IN SHORT: This is the true, anonymously published story of one woman’s experiences in Berlin following the Nazi surrender, and the arrival of the Red Army. It is harrowing.

THE BEST BIT: This book is specially special to me in my Around the World book journey, since it was my first. I had read a novel about a German woman’s experiences in Berlin during the war, which had primarily served to pique my interest in finding a non-fiction account of the same period — which led me to A Woman in Berlin, a staggeringly clear-eyed account of the German defeat in April 1945 and the subsequent Russian arrival.
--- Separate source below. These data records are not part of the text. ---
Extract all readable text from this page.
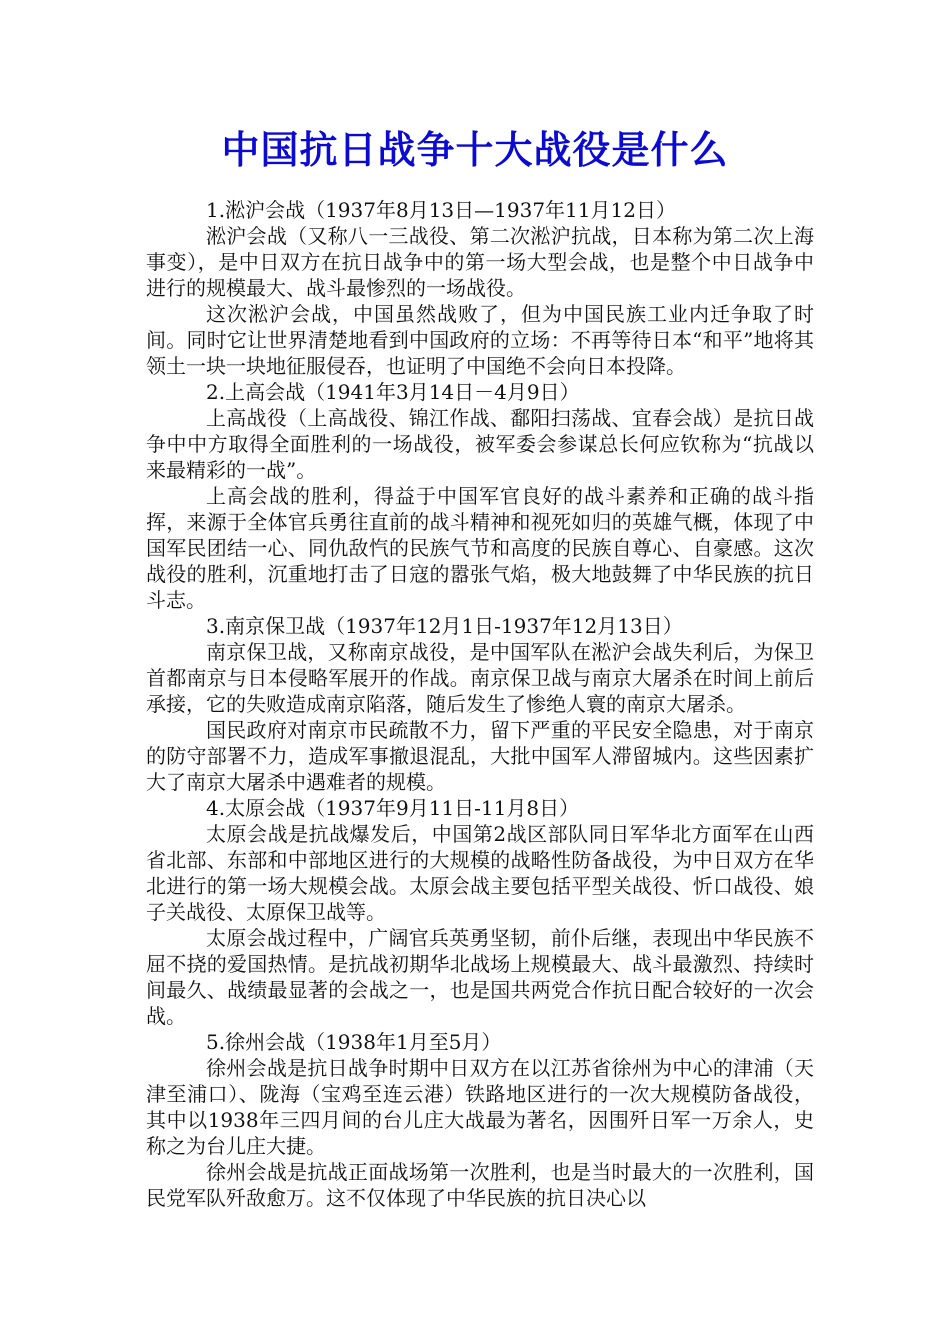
中国抗日战争十大战役是什么

1.淞沪会战（1937年8月13日—1937年11月12日）

淞沪会战（又称八一三战役、第二次淞沪抗战，日本称为第二次上海事变），是中日双方在抗日战争中的第一场大型会战，也是整个中日战争中进行的规模最大、战斗最惨烈的一场战役。

这次淞沪会战，中国虽然战败了，但为中国民族工业内迁争取了时间。同时它让世界清楚地看到中国政府的立场：不再等待日本“和平”地将其领土一块一块地征服侵吞，也证明了中国绝不会向日本投降。

2.上高会战（1941年3月14日－4月9日）

上高战役（上高战役、锦江作战、鄱阳扫荡战、宜春会战）是抗日战争中中方取得全面胜利的一场战役，被军委会参谋总长何应钦称为“抗战以来最精彩的一战”。

上高会战的胜利，得益于中国军官良好的战斗素养和正确的战斗指挥，来源于全体官兵勇往直前的战斗精神和视死如归的英雄气概，体现了中国军民团结一心、同仇敌忾的民族气节和高度的民族自尊心、自豪感。这次战役的胜利，沉重地打击了日寇的嚣张气焰，极大地鼓舞了中华民族的抗日斗志。

3.南京保卫战（1937年12月1日-1937年12月13日）

南京保卫战，又称南京战役，是中国军队在淞沪会战失利后，为保卫首都南京与日本侵略军展开的作战。南京保卫战与南京大屠杀在时间上前后承接，它的失败造成南京陷落，随后发生了惨绝人寰的南京大屠杀。

国民政府对南京市民疏散不力，留下严重的平民安全隐患，对于南京的防守部署不力，造成军事撤退混乱，大批中国军人滞留城内。这些因素扩大了南京大屠杀中遇难者的规模。

4.太原会战（1937年9月11日-11月8日）

太原会战是抗战爆发后，中国第2战区部队同日军华北方面军在山西省北部、东部和中部地区进行的大规模的战略性防备战役，为中日双方在华北进行的第一场大规模会战。太原会战主要包括平型关战役、忻口战役、娘子关战役、太原保卫战等。

太原会战过程中，广阔官兵英勇坚韧，前仆后继，表现出中华民族不屈不挠的爱国热情。是抗战初期华北战场上规模最大、战斗最激烈、持续时间最久、战绩最显著的会战之一，也是国共两党合作抗日配合较好的一次会战。

5.徐州会战（1938年1月至5月）

徐州会战是抗日战争时期中日双方在以江苏省徐州为中心的津浦（天津至浦口）、陇海（宝鸡至连云港）铁路地区进行的一次大规模防备战役，其中以1938年三四月间的台儿庄大战最为著名，因围歼日军一万余人，史称之为台儿庄大捷。

徐州会战是抗战正面战场第一次胜利，也是当时最大的一次胜利，国民党军队歼敌愈万。这不仅体现了中华民族的抗日决心以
Thinking about this book, I keep returning to the Hop Along lyric: “There’s nothing more dangerous than a defeated army heading home” — though of course, in this case, there’s nothing more dangerous than a victorious, brutalized army collecting the spoils of war. Here, those spoils included the sexual violation of thousands of German women, a cataclysm regarded with such shame that this book’s author took the book out of print in 1960, after being accused of “besmirching the honor of German women.” It wouldn’t return until after her death in June 2001. (There have been investigations into both her identity and the veracity of her story; both are covered in Antony Beevor’s introduction.)
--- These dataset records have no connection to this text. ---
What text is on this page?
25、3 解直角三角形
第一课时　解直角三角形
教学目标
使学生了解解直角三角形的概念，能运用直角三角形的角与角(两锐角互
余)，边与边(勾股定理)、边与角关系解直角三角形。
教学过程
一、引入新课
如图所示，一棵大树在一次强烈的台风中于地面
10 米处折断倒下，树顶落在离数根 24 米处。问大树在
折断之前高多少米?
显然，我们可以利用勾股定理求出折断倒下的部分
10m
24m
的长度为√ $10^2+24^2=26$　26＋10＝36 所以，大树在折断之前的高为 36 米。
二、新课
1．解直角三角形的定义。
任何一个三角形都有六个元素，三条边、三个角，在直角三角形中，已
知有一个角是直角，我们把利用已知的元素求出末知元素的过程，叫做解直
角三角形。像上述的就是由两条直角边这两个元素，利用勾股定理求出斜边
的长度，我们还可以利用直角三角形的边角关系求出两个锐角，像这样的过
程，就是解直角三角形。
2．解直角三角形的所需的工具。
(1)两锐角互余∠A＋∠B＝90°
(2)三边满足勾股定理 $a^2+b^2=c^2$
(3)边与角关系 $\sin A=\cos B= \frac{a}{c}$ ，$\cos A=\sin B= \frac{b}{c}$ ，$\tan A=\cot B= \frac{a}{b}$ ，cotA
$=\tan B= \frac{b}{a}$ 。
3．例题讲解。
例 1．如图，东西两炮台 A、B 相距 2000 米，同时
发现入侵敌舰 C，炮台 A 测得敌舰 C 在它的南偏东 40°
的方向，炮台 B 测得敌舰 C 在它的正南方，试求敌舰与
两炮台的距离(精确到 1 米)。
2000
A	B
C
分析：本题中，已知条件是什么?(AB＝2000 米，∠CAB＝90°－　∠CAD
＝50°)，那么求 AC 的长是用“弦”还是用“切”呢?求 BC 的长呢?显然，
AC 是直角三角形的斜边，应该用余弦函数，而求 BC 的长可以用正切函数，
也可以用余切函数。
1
This book is so profoundly moving that there is no single best bit: They are like threads of gold running through the hard rock of her observations. In her description of leaving the basement shelter during an air raid:

“I felt an idiotic sense of security under the bedcovers, as if the sheets and blankets were made of iron — though they say bedding is extremely dangerous. Dr H once told me how he’d had to treat a woman who’d been hit in bed; the bits of feathers had lodged so deeply in her wounds he could barely remove them.”

The entire book is like that, with long episodes of drudgery — waiting in line for food, water, work — interrupted by moments of insistent clarity. About the transactional nature of some relationships:

“Why should I sleep with someone in order to procure food for that lazy [neighbor]? Sleeping-for-food is another new concept, just like ‘my major’s sugar,’ ‘rape shoes,’ ‘plunder-wine,’ and ‘coal-filching.’”
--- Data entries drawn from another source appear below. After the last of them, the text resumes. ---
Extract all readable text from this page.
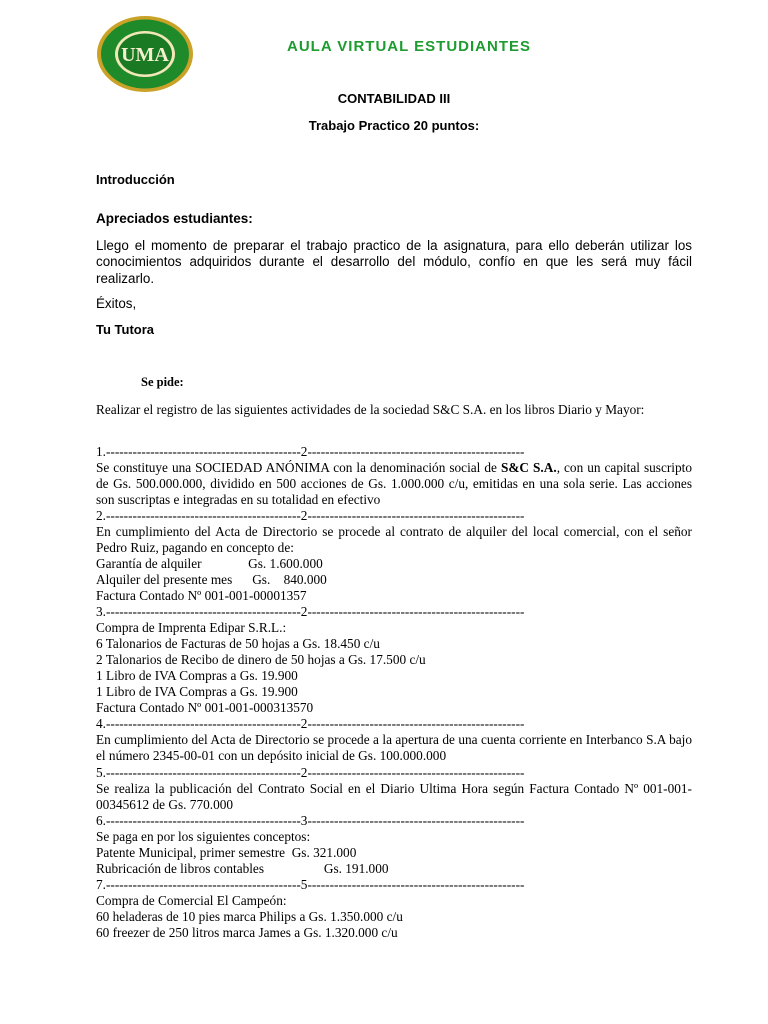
UMA	AULA VIRTUAL ESTUDIANTES
CONTABILIDAD III
Trabajo Practico 20 puntos:
Introducción
Apreciados estudiantes:
Llego el momento de preparar el trabajo practico de la asignatura, para ello deberán utilizar los conocimientos adquiridos durante el desarrollo del módulo, confío en que les será muy fácil realizarlo.
Éxitos,
Tu Tutora
Se pide:
Realizar el registro de las siguientes actividades de la sociedad S&C S.A. en los libros Diario y Mayor:
1.--------------------------------------------2-------------------------------------------------
Se constituye una SOCIEDAD ANÓNIMA con la denominación social de S&C S.A., con un capital suscripto de Gs. 500.000.000, dividido en 500 acciones de Gs. 1.000.000 c/u, emitidas en una sola serie. Las acciones son suscriptas e integradas en su totalidad en efectivo
2.--------------------------------------------2-------------------------------------------------
En cumplimiento del Acta de Directorio se procede al contrato de alquiler del local comercial, con el señor Pedro Ruiz, pagando en concepto de:
Garantía de alquiler              Gs. 1.600.000
Alquiler del presente mes      Gs.    840.000
Factura Contado Nº 001-001-00001357
3.--------------------------------------------2-------------------------------------------------
Compra de Imprenta Edipar S.R.L.:
6 Talonarios de Facturas de 50 hojas a Gs. 18.450 c/u
2 Talonarios de Recibo de dinero de 50 hojas a Gs. 17.500 c/u
1 Libro de IVA Compras a Gs. 19.900
1 Libro de IVA Compras a Gs. 19.900
Factura Contado Nº 001-001-000313570
4.--------------------------------------------2-------------------------------------------------
En cumplimiento del Acta de Directorio se procede a la apertura de una cuenta corriente en Interbanco S.A bajo el número 2345-00-01 con un depósito inicial de Gs. 100.000.000
5.--------------------------------------------2-------------------------------------------------
Se realiza la publicación del Contrato Social en el Diario Ultima Hora según Factura Contado Nº 001-001-00345612 de Gs. 770.000
6.--------------------------------------------3-------------------------------------------------
Se paga en por los siguientes conceptos:
Patente Municipal, primer semestre  Gs. 321.000
Rubricación de libros contables                  Gs. 191.000
7.--------------------------------------------5-------------------------------------------------
Compra de Comercial El Campeón:
60 heladeras de 10 pies marca Philips a Gs. 1.350.000 c/u
60 freezer de 250 litros marca James a Gs. 1.320.000 c/u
On seeing a friend again after the two months following the war’s end:

“My throat was dry with nervous excitement when I turned onto my friend’s street. When you haven’t seen each other for two months — and what months! — you have no way of knowing whether the buildings are still standing or whether the people inside are still alive. … Ilse and I hastily exchanged the first sentences: ‘How many times were you raped, Ilse?’ ‘Four, and you?’ ‘No idea, I had to work my way up the ranks, from supply train to major.’”

The world is full of horrors. It is this author’s tragedy and our good fortune that she was witness to this one, and with this book leads us through it. So often our understanding of World War II is limited to the American involvement or to its most famous episodes: the Blitz, D-Day, the Band of Brothers. This singular account — by a female German — should be read alongside the best of this war’s literature. It is, without doubt, a canonical work.